So, while it won’t be specifically a number two contract he will be offered, we can take it as read that it will be a less generous one than Leclerc’s. Vettel remains Ferrari’s first choice as Leclerc’s partner and the team can be expected to make a respectful offer, but not the sort of blockbusting one he’s been used to. It will then be a matter of whether Vettel can accept that demoted role and of racing under what are sure to be very explicit ‘you will not compromise the team in your racing with Charles’ terms.

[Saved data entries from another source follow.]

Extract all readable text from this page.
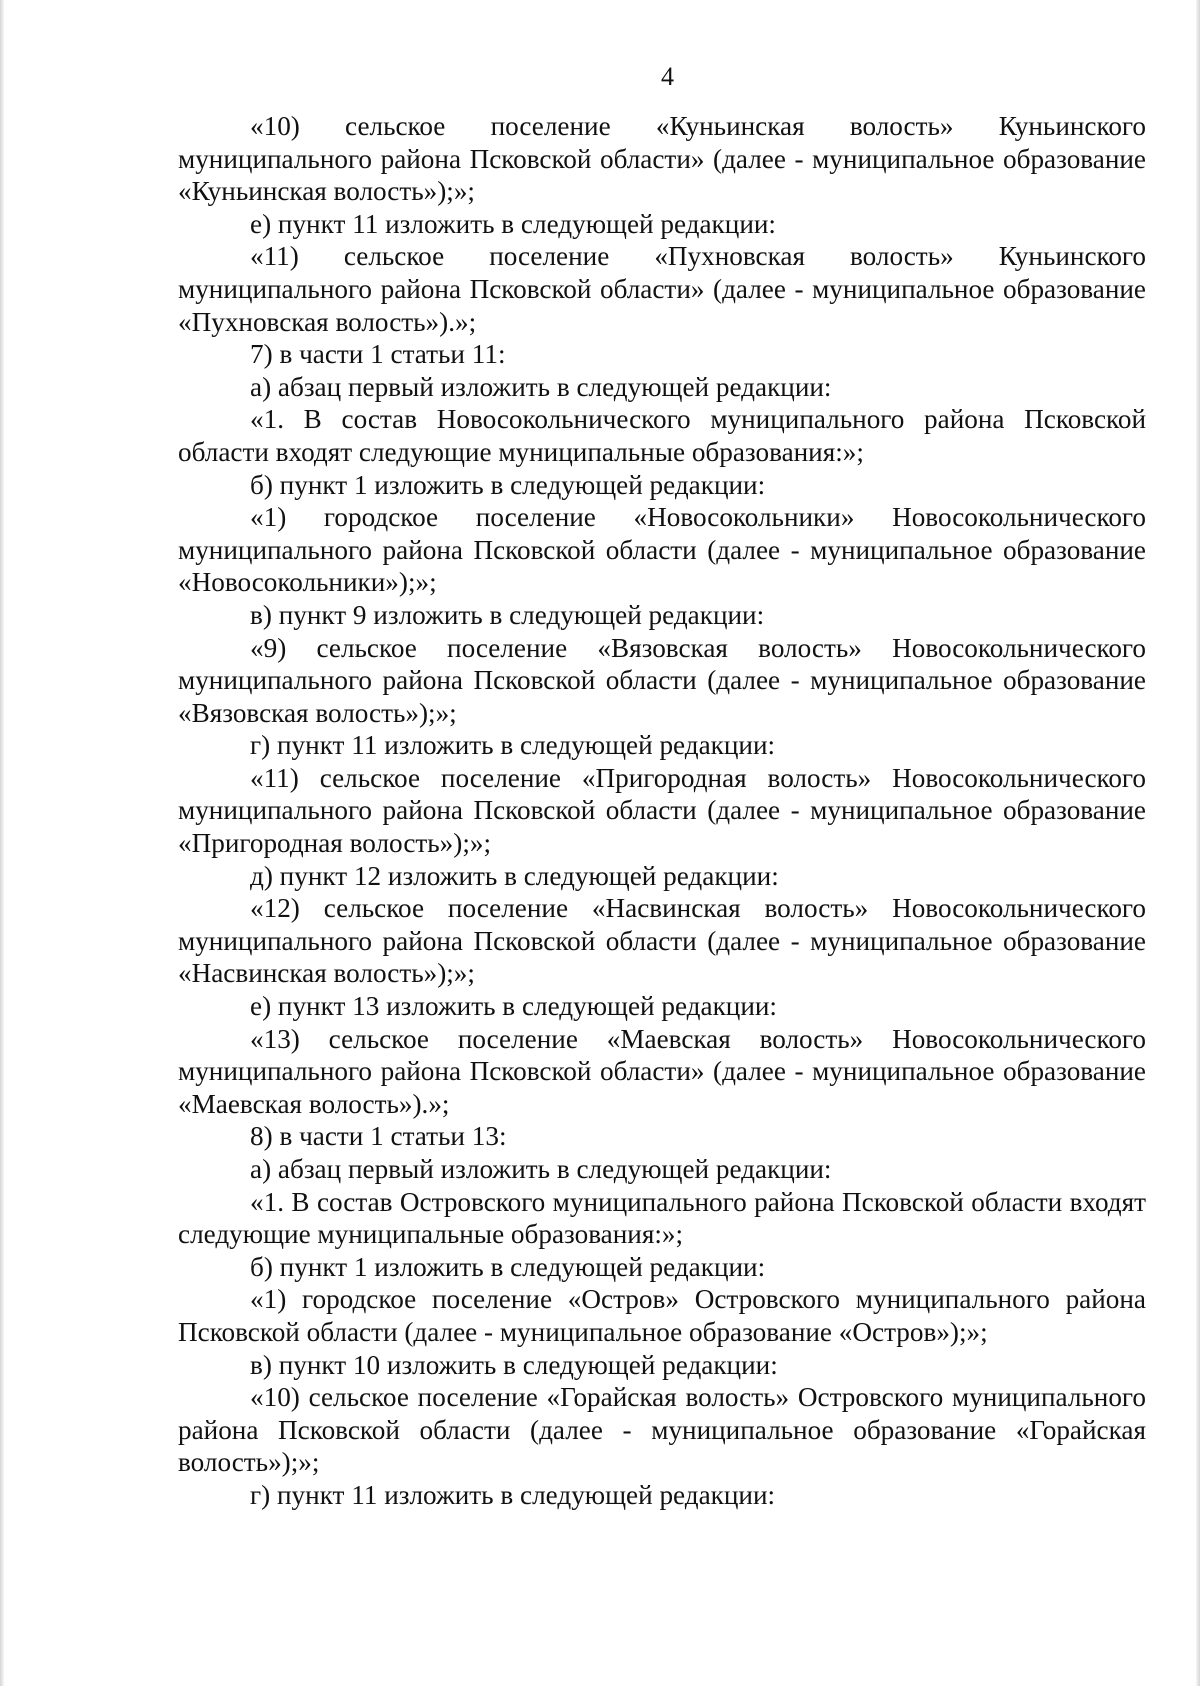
4

«10) сельское поселение «Куньинская волость» Куньинского муниципального района Псковской области» (далее - муниципальное образование «Куньинская волость»);»;

е) пункт 11 изложить в следующей редакции:

«11) сельское поселение «Пухновская волость» Куньинского муниципального района Псковской области» (далее - муниципальное образование «Пухновская волость»).»;

7) в части 1 статьи 11:

а) абзац первый изложить в следующей редакции:

«1. В состав Новосокольнического муниципального района Псковской области входят следующие муниципальные образования:»;

б) пункт 1 изложить в следующей редакции:

«1) городское поселение «Новосокольники» Новосокольнического муниципального района Псковской области (далее - муниципальное образование «Новосокольники»);»;

в) пункт 9 изложить в следующей редакции:

«9) сельское поселение «Вязовская волость» Новосокольнического муниципального района Псковской области (далее - муниципальное образование «Вязовская волость»);»;

г) пункт 11 изложить в следующей редакции:

«11) сельское поселение «Пригородная волость» Новосокольнического муниципального района Псковской области (далее - муниципальное образование «Пригородная волость»);»;

д) пункт 12 изложить в следующей редакции:

«12) сельское поселение «Насвинская волость» Новосокольнического муниципального района Псковской области (далее - муниципальное образование «Насвинская волость»);»;

е) пункт 13 изложить в следующей редакции:

«13) сельское поселение «Маевская волость» Новосокольнического муниципального района Псковской области» (далее - муниципальное образование «Маевская волость»).»;

8) в части 1 статьи 13:

а) абзац первый изложить в следующей редакции:

«1. В состав Островского муниципального района Псковской области входят следующие муниципальные образования:»;

б) пункт 1 изложить в следующей редакции:

«1) городское поселение «Остров» Островского муниципального района Псковской области (далее - муниципальное образование «Остров»);»;

в) пункт 10 изложить в следующей редакции:

«10) сельское поселение «Горайская волость» Островского муниципального района Псковской области (далее - муниципальное образование «Горайская волость»);»;

г) пункт 11 изложить в следующей редакции:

If Vettel decides he cannot race under those terms, then what does Ferrari do? From the outside Daniel Ricciardo – out of contract at the end of the year, a proven winner with no real weakness in his game – looks the stand-out option. But it will almost certainly not be him. Ferrari will be looking for a Leclerc support, not an in-team rival. It’s not quite a number two role, because they’re allowed to race, and there will undoubtedly be opportunities to win races… but Leclerc is the number one.

Would Carlos Sainz go there on those terms? Maybe. Not because he’d be surrendering, but because he’s yet to get a potential race-winning car and, unlike Ricciardo, needs to do so to prove his stature. A bit of late career glory for Sergio Perez? We can expect it to be one of those sorts of fits – and not the recruitment of a megastar such as Hamilton or Ricciardo – that will follow if Vettel can’t accept the hand that’s being extended.

Although Vettel remains absolutely Ferrari’s first choice for the seat, there is one other possibility – hopefully not one which comes to pass: that if the current attempts to get racing this year ultimately fail and Vettel can’t agree to the terms, he may already have driven his last race for the Scuderia.